1
votes

I wanna calculate the perceived brightness of an image and classify the image into dark, neutral and bright. And I find one problem here! And I quote Lakshmi Narayanan's comment below. I'm confused with this method. What does "the average of the hist values from 0th channel" mean here? the 0th channel refer to gray image or value channel in hsv image? Moreover, what's the theory of that method?

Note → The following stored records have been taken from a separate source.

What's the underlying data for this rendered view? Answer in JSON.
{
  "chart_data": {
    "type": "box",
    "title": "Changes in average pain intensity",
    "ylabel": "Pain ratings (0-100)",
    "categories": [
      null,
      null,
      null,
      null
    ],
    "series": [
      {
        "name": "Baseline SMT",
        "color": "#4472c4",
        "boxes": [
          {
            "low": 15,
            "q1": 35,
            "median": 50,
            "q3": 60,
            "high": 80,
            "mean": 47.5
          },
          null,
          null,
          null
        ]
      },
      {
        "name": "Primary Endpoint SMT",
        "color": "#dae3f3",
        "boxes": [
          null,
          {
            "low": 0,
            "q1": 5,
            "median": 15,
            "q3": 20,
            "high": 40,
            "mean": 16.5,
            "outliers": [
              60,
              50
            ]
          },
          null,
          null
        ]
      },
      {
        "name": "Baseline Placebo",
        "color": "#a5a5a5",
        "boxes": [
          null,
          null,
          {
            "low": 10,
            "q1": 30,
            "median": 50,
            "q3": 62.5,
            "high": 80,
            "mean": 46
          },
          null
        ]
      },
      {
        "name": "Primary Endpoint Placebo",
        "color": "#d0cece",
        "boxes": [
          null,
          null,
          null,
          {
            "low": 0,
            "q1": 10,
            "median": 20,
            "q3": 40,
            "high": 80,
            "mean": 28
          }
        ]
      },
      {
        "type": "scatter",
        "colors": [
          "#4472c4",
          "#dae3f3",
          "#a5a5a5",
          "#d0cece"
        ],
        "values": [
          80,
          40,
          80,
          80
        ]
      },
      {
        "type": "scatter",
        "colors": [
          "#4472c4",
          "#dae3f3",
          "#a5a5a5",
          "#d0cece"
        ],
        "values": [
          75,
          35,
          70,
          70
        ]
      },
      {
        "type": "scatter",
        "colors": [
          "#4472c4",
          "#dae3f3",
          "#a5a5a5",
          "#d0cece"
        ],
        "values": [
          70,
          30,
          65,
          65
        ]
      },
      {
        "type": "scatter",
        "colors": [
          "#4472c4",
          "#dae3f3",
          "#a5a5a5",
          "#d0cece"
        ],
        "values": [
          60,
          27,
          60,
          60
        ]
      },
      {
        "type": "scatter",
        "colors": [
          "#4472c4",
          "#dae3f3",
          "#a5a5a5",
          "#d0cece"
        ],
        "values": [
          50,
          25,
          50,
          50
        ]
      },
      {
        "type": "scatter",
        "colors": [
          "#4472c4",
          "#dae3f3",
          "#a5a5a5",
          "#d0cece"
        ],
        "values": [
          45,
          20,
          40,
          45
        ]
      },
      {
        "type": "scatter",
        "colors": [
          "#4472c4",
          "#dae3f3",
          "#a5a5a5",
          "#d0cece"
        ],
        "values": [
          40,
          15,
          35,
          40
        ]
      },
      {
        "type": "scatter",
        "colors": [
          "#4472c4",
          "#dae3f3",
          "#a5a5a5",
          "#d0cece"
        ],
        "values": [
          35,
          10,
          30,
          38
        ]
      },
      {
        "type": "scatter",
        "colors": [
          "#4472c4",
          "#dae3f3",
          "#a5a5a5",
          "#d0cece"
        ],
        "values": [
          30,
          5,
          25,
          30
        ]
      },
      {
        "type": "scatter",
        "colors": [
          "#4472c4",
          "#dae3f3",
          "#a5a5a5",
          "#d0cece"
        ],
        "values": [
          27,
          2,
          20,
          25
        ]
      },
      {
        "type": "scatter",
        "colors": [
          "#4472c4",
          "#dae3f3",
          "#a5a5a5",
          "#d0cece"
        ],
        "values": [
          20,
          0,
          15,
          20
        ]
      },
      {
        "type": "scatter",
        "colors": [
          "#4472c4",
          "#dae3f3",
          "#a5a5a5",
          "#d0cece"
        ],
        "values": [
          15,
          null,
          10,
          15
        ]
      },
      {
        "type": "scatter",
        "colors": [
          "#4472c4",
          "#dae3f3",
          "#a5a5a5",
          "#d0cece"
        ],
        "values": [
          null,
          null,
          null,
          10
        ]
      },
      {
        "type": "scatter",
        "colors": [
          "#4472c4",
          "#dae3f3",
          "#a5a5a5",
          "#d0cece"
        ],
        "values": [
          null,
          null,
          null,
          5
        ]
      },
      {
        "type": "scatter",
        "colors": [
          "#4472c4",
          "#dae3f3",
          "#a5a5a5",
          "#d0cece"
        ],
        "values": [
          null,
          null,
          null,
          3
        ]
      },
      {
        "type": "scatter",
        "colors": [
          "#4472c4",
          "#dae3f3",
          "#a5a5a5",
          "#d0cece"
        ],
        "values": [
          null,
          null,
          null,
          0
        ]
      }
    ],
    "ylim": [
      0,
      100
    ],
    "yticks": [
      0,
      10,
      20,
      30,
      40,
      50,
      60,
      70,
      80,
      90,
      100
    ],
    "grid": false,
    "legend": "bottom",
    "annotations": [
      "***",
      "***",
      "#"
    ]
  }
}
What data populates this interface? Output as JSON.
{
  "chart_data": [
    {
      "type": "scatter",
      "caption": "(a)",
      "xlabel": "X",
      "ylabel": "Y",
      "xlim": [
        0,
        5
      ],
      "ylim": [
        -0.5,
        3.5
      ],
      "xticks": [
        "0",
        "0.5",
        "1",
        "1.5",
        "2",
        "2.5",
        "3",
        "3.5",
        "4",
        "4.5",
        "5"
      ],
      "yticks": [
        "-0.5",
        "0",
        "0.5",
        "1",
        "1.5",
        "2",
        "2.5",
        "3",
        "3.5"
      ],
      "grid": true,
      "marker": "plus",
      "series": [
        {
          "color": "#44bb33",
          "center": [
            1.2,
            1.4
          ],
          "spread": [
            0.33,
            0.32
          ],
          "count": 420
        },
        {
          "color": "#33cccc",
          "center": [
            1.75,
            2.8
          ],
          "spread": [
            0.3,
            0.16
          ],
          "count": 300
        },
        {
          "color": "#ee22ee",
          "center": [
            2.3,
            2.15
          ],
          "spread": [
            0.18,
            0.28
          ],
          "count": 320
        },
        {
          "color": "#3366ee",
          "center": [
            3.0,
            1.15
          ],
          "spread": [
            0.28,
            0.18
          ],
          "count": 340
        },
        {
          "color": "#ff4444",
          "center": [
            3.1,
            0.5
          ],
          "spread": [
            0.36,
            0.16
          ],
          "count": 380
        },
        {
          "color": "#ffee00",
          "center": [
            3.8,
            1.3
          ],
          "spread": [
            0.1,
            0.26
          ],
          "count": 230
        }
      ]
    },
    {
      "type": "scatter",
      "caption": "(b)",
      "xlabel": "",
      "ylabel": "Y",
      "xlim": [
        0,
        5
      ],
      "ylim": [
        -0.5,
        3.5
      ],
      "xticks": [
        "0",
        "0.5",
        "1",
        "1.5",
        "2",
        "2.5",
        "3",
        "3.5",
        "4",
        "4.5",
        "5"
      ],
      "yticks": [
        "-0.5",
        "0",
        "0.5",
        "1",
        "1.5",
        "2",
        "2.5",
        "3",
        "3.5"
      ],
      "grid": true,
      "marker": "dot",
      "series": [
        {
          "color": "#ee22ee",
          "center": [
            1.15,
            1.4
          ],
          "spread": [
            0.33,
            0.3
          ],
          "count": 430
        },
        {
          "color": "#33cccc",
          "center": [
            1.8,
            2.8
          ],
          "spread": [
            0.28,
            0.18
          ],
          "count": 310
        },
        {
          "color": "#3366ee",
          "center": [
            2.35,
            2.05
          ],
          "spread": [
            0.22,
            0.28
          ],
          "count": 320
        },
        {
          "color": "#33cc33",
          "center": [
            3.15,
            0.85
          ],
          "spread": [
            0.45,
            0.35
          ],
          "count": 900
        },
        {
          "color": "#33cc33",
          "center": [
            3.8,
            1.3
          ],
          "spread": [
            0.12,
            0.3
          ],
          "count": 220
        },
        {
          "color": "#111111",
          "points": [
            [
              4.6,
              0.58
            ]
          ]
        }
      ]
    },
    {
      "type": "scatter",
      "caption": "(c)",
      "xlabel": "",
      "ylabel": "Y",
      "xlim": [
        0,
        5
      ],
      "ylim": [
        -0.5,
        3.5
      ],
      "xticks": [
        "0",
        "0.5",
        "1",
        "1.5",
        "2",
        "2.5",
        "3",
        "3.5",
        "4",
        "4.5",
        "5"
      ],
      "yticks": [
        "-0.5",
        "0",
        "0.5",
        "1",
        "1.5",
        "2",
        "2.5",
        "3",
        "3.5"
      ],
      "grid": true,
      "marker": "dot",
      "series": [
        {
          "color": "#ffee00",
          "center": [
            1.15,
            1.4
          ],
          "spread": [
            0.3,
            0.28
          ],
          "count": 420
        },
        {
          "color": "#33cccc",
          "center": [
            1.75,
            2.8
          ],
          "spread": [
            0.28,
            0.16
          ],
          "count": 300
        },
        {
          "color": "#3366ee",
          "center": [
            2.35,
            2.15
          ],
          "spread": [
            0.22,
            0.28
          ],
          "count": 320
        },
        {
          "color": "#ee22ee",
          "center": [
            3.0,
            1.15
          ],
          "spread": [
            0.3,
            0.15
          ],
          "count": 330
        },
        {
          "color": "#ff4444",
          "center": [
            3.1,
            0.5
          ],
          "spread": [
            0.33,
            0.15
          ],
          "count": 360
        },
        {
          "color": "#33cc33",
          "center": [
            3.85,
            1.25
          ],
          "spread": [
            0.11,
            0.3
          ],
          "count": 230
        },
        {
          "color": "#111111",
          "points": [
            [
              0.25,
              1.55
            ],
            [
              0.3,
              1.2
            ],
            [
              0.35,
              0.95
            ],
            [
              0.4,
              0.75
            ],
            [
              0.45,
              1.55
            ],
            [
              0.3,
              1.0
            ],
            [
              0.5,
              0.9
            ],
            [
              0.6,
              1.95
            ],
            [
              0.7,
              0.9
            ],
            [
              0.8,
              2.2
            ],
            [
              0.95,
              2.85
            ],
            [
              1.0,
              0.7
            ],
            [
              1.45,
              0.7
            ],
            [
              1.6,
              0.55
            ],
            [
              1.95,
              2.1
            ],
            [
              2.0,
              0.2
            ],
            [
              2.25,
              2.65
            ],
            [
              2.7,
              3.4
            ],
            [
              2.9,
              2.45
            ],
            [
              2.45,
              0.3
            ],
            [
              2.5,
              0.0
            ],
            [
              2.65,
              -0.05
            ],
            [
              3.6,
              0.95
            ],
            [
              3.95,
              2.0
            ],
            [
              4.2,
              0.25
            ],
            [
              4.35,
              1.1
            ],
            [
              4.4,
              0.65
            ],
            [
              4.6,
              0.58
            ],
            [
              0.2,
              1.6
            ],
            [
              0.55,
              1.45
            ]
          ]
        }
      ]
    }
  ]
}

Well, for such a case, I think the hsv would be better. Or try this method @2vision2. Compute the laplacian of the gray scale of the image. obtain the max value using minMacLoc. call it maxval. Estimate your sharpness/brightness index as - (maxval * average V channel values) / (average of the hist values from 0th channel), as said above. This would give you certain values. low bright images are usually below 30. 30 - 50 can b taken as ok images. and above 50 as bright images.

1
well the guy who asked this question is most likely as clueless as you are so I don't think it makes much sense to think about details in his question... read a book on image processing fundamentals...Piglet
@Piglet. Well, could you afford me some suggestions?rockstone533
anything from Gonzales & Woods or Burger & Burge, or just follow Amazon ratings... saves you a lot of research timePiglet

1 Answers

1
votes

If you have an RGB color image you can get the brightness by converting it to another color space that separates color from intensity information like HSV or LAB.

Gray images already show local "brightness" so no conversion is necessary.

If an image is perceived as bright depends on many things. Mainly your display device, reference images, contrast, human...

Using a few intensity statistics values should give you an ok classification for one particular display device.